The 400mm f2.8 was probably a mistake. A 600mm f4 cost about the same, but I figured that the 400mm and teleconverter combo would give me more flexibility, be a little lighter, and focus a little closer. But the 400mm is a mnaul focus lens, and sometimes gets a downright ugly bokeh.
So here it is, spring 2007, birds are out and it’s time to see how the K10D and teleconverter combination works with the new digital body. My standard birding setup is the A* 400 f2.8, combined with the AF adapter 1.7x. This is an unusual teleconverter – 1.7x magnification of the image, plus the elements in the converter couple with the camera’s autofocus system, allowing for some very limited autofocus capability – just enough to snap a pre-focused image into sharpness. (In all fairness to it – the 1.7x AF adpater works quite well on fast normal to short telephoto lenses.)
So yesterday I set up the birding rig and tried for a few test shots of the robins and sparrows in the backyard. Since small little jpegs, like the one above, don’t tell a thing about image quality. So here is an actual pixels crop of the Robin’s head:
And here is an actual pixel crop of the bird’s shoulder:
This shot was taken at an effective aperture of f8 (lens set to f 4.6, with the teleconverter multiplying the aperture to f 8). This shot was taken as a RAW DNG file, opened with Adobe Camera Raw. Aside from tweaking the color temperature a bit, the detail (sharpness) was dialed up to 60. ISO for both shots was 400. The image was opened without any up-sampling.
Overall, the A* 400 f2.8, AF 1.7x converter, and K10D produces excellent sharpness and detail. AN AF360 FGZ, set to –5 flash compensation, was used for fill. The camera was, of course, mounted on a tripod. The heavy duty ball head was left to rotate and swivel freely, allowing the camera to be quickly positioned. This was my standard setup for birds with film in the past, and works well with the digital setup.
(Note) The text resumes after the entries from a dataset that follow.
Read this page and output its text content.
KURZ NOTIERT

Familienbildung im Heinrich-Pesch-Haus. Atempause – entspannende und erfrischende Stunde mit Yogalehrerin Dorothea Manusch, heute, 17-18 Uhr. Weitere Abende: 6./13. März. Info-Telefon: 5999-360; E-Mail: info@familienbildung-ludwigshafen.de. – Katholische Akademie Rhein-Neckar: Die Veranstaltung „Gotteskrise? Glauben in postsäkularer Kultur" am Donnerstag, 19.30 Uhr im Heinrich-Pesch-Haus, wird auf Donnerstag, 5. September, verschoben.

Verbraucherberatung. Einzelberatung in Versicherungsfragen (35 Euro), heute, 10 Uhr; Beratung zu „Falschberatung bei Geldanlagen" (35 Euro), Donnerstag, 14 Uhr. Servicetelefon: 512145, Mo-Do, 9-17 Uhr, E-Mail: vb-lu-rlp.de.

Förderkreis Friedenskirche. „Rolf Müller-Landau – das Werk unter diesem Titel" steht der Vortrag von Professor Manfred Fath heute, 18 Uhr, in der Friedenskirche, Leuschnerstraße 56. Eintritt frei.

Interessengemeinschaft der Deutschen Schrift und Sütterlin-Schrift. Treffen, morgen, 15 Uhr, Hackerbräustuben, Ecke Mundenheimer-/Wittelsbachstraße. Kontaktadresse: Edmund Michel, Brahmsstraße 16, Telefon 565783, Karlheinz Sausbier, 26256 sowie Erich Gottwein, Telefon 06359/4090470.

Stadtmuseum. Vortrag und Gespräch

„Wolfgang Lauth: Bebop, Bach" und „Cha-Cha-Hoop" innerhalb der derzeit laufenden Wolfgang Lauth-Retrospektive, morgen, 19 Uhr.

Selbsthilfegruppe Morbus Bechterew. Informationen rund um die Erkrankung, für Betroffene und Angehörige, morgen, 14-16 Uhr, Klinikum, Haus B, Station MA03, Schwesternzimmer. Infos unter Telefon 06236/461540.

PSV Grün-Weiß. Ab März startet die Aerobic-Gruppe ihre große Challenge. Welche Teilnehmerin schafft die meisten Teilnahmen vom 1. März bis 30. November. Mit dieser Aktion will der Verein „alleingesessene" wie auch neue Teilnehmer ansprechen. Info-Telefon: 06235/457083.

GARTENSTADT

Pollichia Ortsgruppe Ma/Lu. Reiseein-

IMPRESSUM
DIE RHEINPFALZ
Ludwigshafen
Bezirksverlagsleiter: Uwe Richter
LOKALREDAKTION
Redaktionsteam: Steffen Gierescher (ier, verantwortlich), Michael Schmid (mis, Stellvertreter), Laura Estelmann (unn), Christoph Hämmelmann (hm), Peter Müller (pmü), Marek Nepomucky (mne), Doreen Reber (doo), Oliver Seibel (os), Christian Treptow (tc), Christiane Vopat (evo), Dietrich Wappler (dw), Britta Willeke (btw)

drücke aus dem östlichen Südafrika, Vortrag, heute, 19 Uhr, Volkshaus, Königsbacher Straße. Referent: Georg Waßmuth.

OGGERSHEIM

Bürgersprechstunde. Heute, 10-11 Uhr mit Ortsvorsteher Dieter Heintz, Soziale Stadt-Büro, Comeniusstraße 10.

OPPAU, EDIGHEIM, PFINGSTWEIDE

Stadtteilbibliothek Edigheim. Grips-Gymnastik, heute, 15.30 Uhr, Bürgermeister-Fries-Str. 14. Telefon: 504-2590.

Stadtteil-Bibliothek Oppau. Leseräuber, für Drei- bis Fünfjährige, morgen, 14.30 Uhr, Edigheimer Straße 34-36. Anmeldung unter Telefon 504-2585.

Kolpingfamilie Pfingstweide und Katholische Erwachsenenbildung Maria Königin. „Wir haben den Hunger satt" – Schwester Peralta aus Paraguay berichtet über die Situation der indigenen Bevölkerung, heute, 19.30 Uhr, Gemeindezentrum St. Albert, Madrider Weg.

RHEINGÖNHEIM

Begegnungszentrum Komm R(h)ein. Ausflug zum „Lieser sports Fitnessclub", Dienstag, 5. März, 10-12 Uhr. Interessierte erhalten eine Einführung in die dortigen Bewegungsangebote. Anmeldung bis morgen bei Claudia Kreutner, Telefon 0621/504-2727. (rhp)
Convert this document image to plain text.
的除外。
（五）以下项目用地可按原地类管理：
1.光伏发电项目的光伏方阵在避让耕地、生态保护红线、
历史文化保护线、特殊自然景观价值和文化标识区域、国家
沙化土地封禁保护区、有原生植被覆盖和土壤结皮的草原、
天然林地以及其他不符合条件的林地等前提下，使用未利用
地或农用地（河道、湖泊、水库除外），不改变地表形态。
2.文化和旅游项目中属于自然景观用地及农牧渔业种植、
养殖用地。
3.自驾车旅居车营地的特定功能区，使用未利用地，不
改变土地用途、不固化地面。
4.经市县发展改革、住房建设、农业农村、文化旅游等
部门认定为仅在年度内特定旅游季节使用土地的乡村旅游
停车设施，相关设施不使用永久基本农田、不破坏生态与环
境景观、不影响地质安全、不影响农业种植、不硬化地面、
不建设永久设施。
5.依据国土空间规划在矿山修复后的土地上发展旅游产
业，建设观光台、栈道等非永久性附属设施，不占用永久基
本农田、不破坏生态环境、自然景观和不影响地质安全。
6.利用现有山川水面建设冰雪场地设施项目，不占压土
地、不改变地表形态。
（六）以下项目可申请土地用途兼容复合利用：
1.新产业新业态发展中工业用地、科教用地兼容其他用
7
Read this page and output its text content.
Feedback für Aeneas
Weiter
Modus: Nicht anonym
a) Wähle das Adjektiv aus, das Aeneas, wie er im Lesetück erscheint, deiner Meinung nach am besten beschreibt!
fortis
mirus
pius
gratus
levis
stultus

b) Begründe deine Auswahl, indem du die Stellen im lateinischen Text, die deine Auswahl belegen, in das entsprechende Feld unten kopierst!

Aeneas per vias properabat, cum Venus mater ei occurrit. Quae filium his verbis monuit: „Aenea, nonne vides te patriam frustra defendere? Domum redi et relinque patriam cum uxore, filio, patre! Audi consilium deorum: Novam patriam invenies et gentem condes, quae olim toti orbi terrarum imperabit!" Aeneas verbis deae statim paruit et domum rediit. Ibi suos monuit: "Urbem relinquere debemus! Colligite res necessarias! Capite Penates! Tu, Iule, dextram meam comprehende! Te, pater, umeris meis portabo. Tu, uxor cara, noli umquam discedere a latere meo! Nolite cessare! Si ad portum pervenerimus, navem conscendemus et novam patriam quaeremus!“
One disappointment with the K10D was that the slow flash synch setting does not work with older, manual focus lenses. I don’t know why that design feature is there – but it’s documented in the manual. Since fill flash is essential for many birding situations, a slow synch setting on the camera is a real boon. My older Pentax film SLR’s didn’t provide for this – so I would shoot birds in manual mode, manually selecting the shutter speed. I found that I had to resort to that again shooting with the A* 400 setup on the K10D.
(I’ll be testing the slow synch setting on some autofocus lenses, where it should work.)
I was also hoping to test the K10D anti-shake function while birding – but here human error crept in. With a manual focus lens you have to input the focal length when using the anti-shake feature. I don’t know what I was thinking, but for some reason I kept inputting 550mm, instead of the 700mm I should of put in. (The 1.7x teleconverter and 400mm lens are and effective 680 mm.) So – I can confirm that anti-shake really does need accurate focal length input. Whether or not it would work well with a lens loosely mounted on a tripod has yet to be seen.
I plan to continue birding tests, and hope to report more in the future.